The Luanda Street Children’s Project, set up in 2002 by Mill Hill Missionary Sisters, provides a place of safety for the many children living on the streets in this small rural community.

Life on the streets is degrading and dangerous and these vulnerable youngsters often turn to glue-sniffing to ease their hunger and fear. At the project they get a decent hot meal at lunchtime and lessons at the informal school.  The sisters negotiate with the children’s families to take them back into the home whenever possible. They also contact local schools with a view to getting the children into the formal education system and provide them with school uniform and books.

On the day we visited there were about twenty boys there –(girls rarely end up on the streets). After their lessons we played cards and other games. Then some of the boys danced for us to the accompaniment of rhythmic drumbeats adorned in homemade grass skirts! Finally they enjoyed an hour long game of football played with the kind of enthusiasm you might see anywhere. It was a real joy to see these kids having fun, the chance to enjoy their childhood.

This small project has made a significant difference to the lives of over 60 children in the past three years and it continues to grow. The sisters are now looking for land where they can build a shelter to house the children temporarily so that none of them have to return to the streets at night.

Kofup Fosters Independence

The Ujuang’a Orphans Support Project was one of the first projects KOFUP committed to back in 2001. Set up by an indigenous Kenyan church, at first the church leaders struggled to know how to care for the many orphaned children in their midst. Yet as time has gone on this project has gone from strength to strength. It now supports 170 children (though there are several hundred more who need help) with regular supplies of food.

A dedicated health worker looks after their health needs.

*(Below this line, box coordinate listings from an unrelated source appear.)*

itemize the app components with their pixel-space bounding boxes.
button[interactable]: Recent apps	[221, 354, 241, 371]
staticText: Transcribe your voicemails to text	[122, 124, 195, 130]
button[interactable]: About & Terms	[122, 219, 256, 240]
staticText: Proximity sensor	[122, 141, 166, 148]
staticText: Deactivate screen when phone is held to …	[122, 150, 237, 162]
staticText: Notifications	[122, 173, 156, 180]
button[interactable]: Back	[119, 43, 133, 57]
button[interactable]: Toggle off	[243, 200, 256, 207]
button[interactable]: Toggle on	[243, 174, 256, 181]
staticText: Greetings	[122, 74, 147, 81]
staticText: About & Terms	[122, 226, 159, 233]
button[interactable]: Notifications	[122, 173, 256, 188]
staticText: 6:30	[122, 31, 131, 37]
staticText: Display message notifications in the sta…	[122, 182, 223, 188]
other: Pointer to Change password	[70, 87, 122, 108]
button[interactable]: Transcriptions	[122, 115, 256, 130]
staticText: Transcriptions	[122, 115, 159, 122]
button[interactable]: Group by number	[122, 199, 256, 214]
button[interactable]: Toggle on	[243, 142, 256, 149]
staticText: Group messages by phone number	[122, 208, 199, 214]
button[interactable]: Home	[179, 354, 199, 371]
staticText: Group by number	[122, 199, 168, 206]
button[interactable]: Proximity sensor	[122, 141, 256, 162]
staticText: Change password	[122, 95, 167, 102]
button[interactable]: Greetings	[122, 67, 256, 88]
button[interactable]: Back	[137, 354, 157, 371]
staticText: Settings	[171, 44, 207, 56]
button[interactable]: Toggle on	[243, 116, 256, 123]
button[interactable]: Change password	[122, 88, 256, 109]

It also provides them with school uniform and equipment, and has been able to pay secondary school fees for several of the older children. During our last visit in 2004 we discussed their need to become more self-sufficient (KOFUP has to date been their sole source of funding).

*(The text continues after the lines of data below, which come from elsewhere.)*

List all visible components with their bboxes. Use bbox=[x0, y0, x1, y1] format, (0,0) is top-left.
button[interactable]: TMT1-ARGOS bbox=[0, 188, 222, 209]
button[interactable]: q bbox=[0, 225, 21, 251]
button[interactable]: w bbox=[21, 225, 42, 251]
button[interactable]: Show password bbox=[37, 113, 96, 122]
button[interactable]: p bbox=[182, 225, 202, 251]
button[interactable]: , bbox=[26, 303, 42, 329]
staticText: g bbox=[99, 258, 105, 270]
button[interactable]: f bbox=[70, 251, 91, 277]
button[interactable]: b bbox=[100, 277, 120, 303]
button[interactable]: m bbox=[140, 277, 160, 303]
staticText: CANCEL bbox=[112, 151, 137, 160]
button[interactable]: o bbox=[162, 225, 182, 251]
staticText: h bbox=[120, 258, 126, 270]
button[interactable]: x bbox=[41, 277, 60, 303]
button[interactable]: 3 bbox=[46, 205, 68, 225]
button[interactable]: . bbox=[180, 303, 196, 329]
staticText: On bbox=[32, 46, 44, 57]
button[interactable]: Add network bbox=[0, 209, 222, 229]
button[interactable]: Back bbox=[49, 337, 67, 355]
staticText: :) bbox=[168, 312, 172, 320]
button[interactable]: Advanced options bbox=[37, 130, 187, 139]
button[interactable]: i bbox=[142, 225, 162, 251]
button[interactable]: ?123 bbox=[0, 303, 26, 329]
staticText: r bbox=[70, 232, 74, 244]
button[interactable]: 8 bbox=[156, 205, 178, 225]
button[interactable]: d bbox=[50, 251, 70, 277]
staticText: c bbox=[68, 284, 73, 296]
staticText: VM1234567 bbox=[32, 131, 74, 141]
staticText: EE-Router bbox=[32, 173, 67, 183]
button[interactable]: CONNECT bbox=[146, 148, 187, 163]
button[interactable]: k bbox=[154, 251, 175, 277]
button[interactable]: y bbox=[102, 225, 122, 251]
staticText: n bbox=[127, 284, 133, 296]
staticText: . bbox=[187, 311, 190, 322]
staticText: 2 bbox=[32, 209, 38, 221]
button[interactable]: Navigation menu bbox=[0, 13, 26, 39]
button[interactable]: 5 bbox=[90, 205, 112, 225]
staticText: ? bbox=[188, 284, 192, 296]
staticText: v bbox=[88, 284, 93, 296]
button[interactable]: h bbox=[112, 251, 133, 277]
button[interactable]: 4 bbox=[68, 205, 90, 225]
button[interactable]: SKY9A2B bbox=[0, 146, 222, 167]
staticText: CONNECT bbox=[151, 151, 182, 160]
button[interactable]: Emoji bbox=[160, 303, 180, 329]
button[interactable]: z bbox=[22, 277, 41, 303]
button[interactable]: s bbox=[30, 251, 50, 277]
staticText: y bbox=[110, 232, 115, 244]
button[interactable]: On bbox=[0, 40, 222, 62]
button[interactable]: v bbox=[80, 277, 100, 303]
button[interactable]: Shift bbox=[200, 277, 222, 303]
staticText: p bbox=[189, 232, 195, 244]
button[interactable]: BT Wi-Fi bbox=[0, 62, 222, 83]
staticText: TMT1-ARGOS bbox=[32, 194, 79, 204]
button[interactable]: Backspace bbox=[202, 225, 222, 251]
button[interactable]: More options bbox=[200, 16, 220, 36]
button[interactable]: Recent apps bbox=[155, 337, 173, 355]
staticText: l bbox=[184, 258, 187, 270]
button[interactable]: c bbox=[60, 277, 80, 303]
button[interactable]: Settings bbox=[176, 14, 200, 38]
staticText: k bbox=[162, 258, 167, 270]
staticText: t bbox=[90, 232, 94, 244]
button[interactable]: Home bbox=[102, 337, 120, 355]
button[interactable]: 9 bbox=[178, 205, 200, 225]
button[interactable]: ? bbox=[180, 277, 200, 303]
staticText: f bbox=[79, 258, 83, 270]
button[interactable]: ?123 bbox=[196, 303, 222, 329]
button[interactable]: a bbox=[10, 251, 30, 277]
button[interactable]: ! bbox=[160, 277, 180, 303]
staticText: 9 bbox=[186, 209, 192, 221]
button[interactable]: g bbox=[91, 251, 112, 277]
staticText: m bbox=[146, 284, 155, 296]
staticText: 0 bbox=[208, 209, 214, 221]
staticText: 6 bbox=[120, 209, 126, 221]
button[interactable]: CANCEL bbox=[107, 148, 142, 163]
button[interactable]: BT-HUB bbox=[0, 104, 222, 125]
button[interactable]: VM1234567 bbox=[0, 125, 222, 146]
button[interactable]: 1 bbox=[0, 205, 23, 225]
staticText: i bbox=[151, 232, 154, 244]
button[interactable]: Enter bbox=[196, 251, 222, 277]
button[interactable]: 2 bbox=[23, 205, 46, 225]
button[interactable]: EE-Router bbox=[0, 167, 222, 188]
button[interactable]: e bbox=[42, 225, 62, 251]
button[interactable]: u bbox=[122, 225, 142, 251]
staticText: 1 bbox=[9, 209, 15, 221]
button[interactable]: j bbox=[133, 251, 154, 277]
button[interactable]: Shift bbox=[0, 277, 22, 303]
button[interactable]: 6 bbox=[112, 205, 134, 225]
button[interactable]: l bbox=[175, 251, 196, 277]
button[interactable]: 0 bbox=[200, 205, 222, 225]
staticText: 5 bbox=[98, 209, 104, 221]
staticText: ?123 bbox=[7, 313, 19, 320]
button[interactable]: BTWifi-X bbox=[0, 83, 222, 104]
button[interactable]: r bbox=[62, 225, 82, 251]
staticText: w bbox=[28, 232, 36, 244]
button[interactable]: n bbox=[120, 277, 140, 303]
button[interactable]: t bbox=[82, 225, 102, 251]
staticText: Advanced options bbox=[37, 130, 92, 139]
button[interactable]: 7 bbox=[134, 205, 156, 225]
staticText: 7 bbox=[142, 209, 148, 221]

We were absolutely delighted then on this visit to see the income-generating activities that have taken off in the past year. Land has been planted with millet and other vegetables both for sale in the market and distribution to the orphans and their families. The women are getting together to make mats and clay pots to sell using local materials; and the ‘goat initiative’ has provided twenty orphans with a goat each to look after. When the goat gives birth the new baby is given to another orphan, thereby fostering a sense of caring and responsibility in the community. The self-confidence all these activities has given the people involved, adults and children alike, was clearly evident.